Tuesday, September 16, 2008

Death Ties



The past curled up like a yellow, wrinkled autumn leaf and fell in my dry, lonely lap. The sun shone behind broken bar clouds and reminded me of a future yet to come. I sat erect in the middle of time on a green park bench where we had lived and laughed together. But by now you had left, gone far beyond my reach. I had dreamt of a time without you, of a cliff beyond which you walked on clear, into thin mountain air. I was rooted on rock and broken stone, the silt between my toes. I had felt the solidity of earth, even in the dream, I felt as though my feet were grounded, while yours were free of land and life. You were lucky, you had escaped, but left me behind to deal with the mess your absence spawned. The endless hours of despair, the endless trips to your apartment to see if you had returned to live again. To see if death had been just a festival of life, to see if normalcy returned of grevious drinking.
The leaves were begining to fall again, it had been four years since that night, when we drew a line of death between you and me. We were on either side now, you more alive than me. In the beginning I couldn't remember your face even though we had lived all our life together. But now I remembered every detail, every line that drew your face out. I wished I looked like you, so that the mirror would show you to me, instead of my own dreaded reflection. I wished for a time that wasn't so devoid of you. I saw you sometimes, sitting, or walking around the orchard of blooming wishes, plucking the loveliest flower. How I hated you for leaving, for walking on in thin air, for being so magical and so dead. I still saw that mark on the side of your white forehead, that one mark that you died of, like a bullet wound that went through and through and didn't spill precious blood. I was amazed when I saw you dead, how clean and calm you looked, as though sleep had usurped you and
you were smiling at the idea. I looked at the patterns that the leaves made on your body, swaying in the January wind and watched little tufts of your hair catch the fading light of the west. That is where you went as I watched your footprints disappear in the mud. I don't think you knew I was watching. I watched everything, I carried your head in my lap on my way to save your life. You slept on peacefully, unaware of your life slipping away into the darkness outside the car window. I felt like you were stealing my heart away, clawing at it in your desperation to escape. I wanted to stop you, to tell you that it hurt to watch your own heart bleed. You carried on anyway. The smooth stone of the hospital had no comfort to offer, neither did our parents. They would never know you the way I did, dead, slipping between life and death, sleeping on while I slowly lost my mind. In a while I knew better than anyone that you were dead. I didn't feel the warmth of a human head on my lap. I could feel your head hours later, on my now vacant lap, I felt the warmth again and I watched you die again. Do you know, that I had another dream when you left, of you leaning against the hostel room balcony, smoking against a wild, wild storm. All I saw was your silhouette and the smoke from your pursed lips. I reached out to take the cigarette from you and you walked away, turned the corner. When I got to that corner, I found nothing beyond it, just a lousy yellow wall. And yet you had carried on before all of us, just the way you died. I would stay awake all night, afraid of that dream, if it should happen to return and soak me in the fear of losing you over and over again. Now loss is an old friend whom I call upon for comfort for loss is the only way I can still hold on to you.

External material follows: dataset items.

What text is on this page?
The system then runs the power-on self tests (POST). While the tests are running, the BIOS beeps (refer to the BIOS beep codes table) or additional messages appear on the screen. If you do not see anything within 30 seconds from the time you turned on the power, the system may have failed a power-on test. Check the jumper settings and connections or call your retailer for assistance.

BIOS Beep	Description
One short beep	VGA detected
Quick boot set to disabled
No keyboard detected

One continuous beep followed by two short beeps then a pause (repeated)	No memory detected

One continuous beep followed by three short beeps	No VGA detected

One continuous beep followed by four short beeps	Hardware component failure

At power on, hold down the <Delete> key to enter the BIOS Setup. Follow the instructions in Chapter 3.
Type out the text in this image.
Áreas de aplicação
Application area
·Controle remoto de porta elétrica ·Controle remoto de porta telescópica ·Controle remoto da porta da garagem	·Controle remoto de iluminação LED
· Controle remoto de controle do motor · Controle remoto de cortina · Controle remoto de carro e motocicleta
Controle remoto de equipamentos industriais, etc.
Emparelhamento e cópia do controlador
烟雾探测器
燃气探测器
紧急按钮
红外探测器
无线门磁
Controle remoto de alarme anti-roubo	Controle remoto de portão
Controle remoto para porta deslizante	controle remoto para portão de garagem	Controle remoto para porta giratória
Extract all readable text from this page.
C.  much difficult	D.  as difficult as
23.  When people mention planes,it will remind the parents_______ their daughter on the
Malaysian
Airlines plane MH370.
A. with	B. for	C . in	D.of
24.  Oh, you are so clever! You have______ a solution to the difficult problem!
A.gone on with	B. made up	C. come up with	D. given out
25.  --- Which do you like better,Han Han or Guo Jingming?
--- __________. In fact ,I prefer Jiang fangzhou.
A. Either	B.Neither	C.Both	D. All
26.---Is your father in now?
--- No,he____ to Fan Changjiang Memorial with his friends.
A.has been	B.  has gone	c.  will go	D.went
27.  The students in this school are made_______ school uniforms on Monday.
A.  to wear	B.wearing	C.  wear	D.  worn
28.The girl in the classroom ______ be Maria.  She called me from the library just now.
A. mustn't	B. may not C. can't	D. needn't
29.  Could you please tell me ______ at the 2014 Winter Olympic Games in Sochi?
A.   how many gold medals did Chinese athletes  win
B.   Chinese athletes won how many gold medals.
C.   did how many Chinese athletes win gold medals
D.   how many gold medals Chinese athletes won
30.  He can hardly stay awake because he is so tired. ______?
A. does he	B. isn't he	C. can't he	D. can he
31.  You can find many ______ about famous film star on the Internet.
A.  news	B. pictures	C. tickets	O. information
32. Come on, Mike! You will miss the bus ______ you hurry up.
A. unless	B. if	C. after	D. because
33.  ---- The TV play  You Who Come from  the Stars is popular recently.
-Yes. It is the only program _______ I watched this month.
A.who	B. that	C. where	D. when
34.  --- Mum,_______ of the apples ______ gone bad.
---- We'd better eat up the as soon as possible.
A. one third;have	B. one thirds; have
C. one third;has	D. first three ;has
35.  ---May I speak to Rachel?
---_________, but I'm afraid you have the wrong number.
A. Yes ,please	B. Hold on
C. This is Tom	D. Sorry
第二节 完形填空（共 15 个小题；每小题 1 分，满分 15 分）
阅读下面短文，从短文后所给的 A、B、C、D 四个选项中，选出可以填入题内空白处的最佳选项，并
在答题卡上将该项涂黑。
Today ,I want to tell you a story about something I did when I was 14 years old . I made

Your rooms were washed clean of your signs. Unlike other things we lose, that we think about repeatedly, everyone tried to forget you too quickly and only remembered you more fiercely. I came away because I wanted to mourn your death alone, in empty corners and long walks. When trees began to regain their colours, I walked to your flat to grieve amongst things you had lived in. I lay for hours in your unmade bed, thinking about you, about how cold, foggy January nights were never happy occasions for us again. How your death had been a festival of grief, how hundreds had poured in to help us mourn. Mourn a loss that they possibly could not understand. No one had held your dying frame, or felt the last of your life ebb away through the tiny,bloodless hole. Suddenly I wanted your life and live it through for you. Your life would be lived out better, happier than mine.You should have lived instead of me, I should've been the one to have been killed by tiny bloodless holes. I did think of following you, over a cliff and beyond walls but I always held back thinking what if you really did not want me there, there where you were, beyond life and loss. I could still see you looking over my shoulder when I read the last letter you wrote me, about your new bank job and Krishna, the girl you were going to marry. You had our father's eyes and our mother's beautiful face, you were perfect. There were never any marks of that inherited lineage on me. You took away the last familiar face, the face I recognised as my own. When one day, your old friend called to ask for you, I was made to say again, how you couldn't come to the phone, you were so inaccessible, so dead. They never knew how that bloodless hole had taken your life away. They thought you had a full life, a long healthy fifty year old life, filled with the essentials of wife and family and job and relations. It was strange to think how you may have had that life, and how I may have remembered you differently. You would've been defined by a presence, instead of the perpetual absence. But maybe alive, I would never have been able to absorb you the way I did when you died. Maybe, we would've been ordinary members of a family, joined by the compulsion of blood ties.
There is no compulsion any more, just love. And memory.